The officer was about forty-five, weathered, blue-eyed. He looked with amiable caution from Lisa to Rippner, back again.

"Got away from you a bit back there?" he asked Lisa.

"Yes, sir. I'm not used to driving in weather like this."

"Let me see your license, please, miss."

She'd thought-- thank God, she'd thought-- to bring her purse. She handed the officer her license. He shone a penlight on it.

"Florida." He smiled, professionally, as he handed the license back. "This must seem like a nightmare."

"Yes, sir."

He hadn't asked for registration. Likely he'd already run the plate, had seen that the car wasn't reported stolen.

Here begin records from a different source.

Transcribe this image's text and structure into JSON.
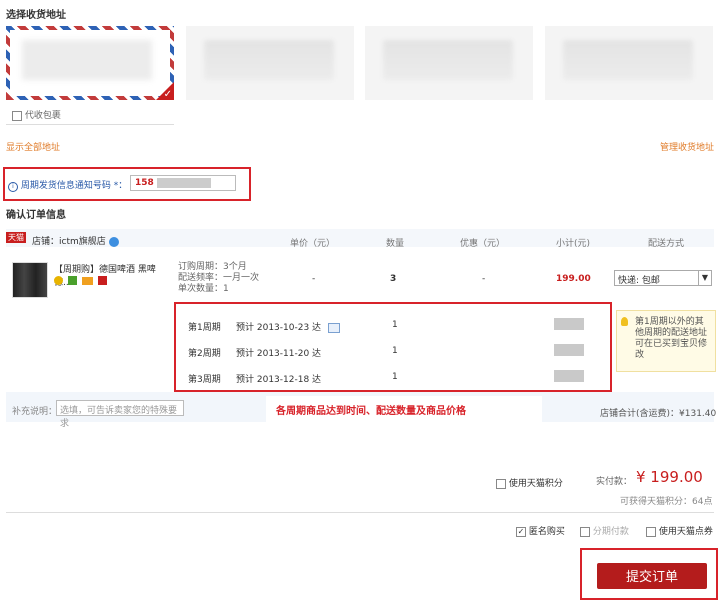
{
  "address": {
    "title": "选择收货地址",
    "proxy_label": "代收包裹",
    "show_all": "显示全部地址",
    "manage": "管理收货地址"
  },
  "notify": {
    "label": "周期发货信息通知号码 *：",
    "value": "158"
  },
  "order": {
    "title": "确认订单信息",
    "shop_badge": "天猫",
    "shop_name": "店铺：ictm旗舰店",
    "columns": [
      "单价（元）",
      "数量",
      "优惠（元）",
      "小计(元)",
      "配送方式"
    ],
    "product": {
      "name": "【周期购】德国啤酒 黑啤 德...",
      "info": [
        "订购周期：3个月",
        "配送频率：一月一次",
        "单次数量：1"
      ],
      "unit_price": "-",
      "quantity": "3",
      "discount": "-",
      "subtotal": "199.00",
      "shipping": "快递: 包邮"
    },
    "cycles": [
      {
        "period": "第1周期",
        "estimate": "预计 2013-10-23 达",
        "qty": "1"
      },
      {
        "period": "第2周期",
        "estimate": "预计 2013-11-20 达",
        "qty": "1"
      },
      {
        "period": "第3周期",
        "estimate": "预计 2013-12-18 达",
        "qty": "1"
      }
    ],
    "tip": "第1周期以外的其他周期的配送地址可在已买到宝贝修改",
    "annotation": "各周期商品达到时间、配送数量及商品价格",
    "note_label": "补充说明：",
    "note_placeholder": "选填，可告诉卖家您的特殊要求",
    "shop_total": "店铺合计(含运费)：¥131.40"
  },
  "payment": {
    "use_points": "使用天猫积分",
    "actual_label": "实付款：",
    "actual_value": "¥ 199.00",
    "points_label": "可获得天猫积分：64点",
    "anonymous": "匿名购买",
    "installment": "分期付款",
    "coupon": "使用天猫点券",
    "submit": "提交订单"
  },
  "colors": {
    "accent_red": "#d8232a",
    "submit_bg": "#b41c1c",
    "link_orange": "#e07b28",
    "price_red": "#c81e1e"
  }
}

"What are you doing out on a night like this?"

A question at the very edge of search-and-seizure. Nothing between her seat and Rippner's, nothing immediately apparent in the back seat, either. No visible drugs or weapons. No incriminating odors, either, as far as she could tell. Lisa hesitated.

"Oysters," Rippner said.

"What's that, sir?" the officer asked.

"Oysters." Rippner looked over, smiled up at him wanly, a little drunkenly. "At the Drake. I hit a bad batch. We thought it best that Lisa drive us home."

Traces of vomit on his chin, a touch of glassiness to the ice-blue eyes. The officer asked Rippner: "Have you been drinking, sir?"

"Enough to wash down the oysters. Lisa stuck to Cobb salad and Perrier. Smart girl. Right now, I have to admit, sir, I envy the hell out of her."

"I can imagine." The officer's smile became just a trace more sympathetic. He looked again at Lisa. "You want to take it easy on these roads, miss."

"Yes, sir. I will. Thank you."

He returned to the Crown Victoria. She let him pull off in front of them. She didn't say anything. Neither did Rippner.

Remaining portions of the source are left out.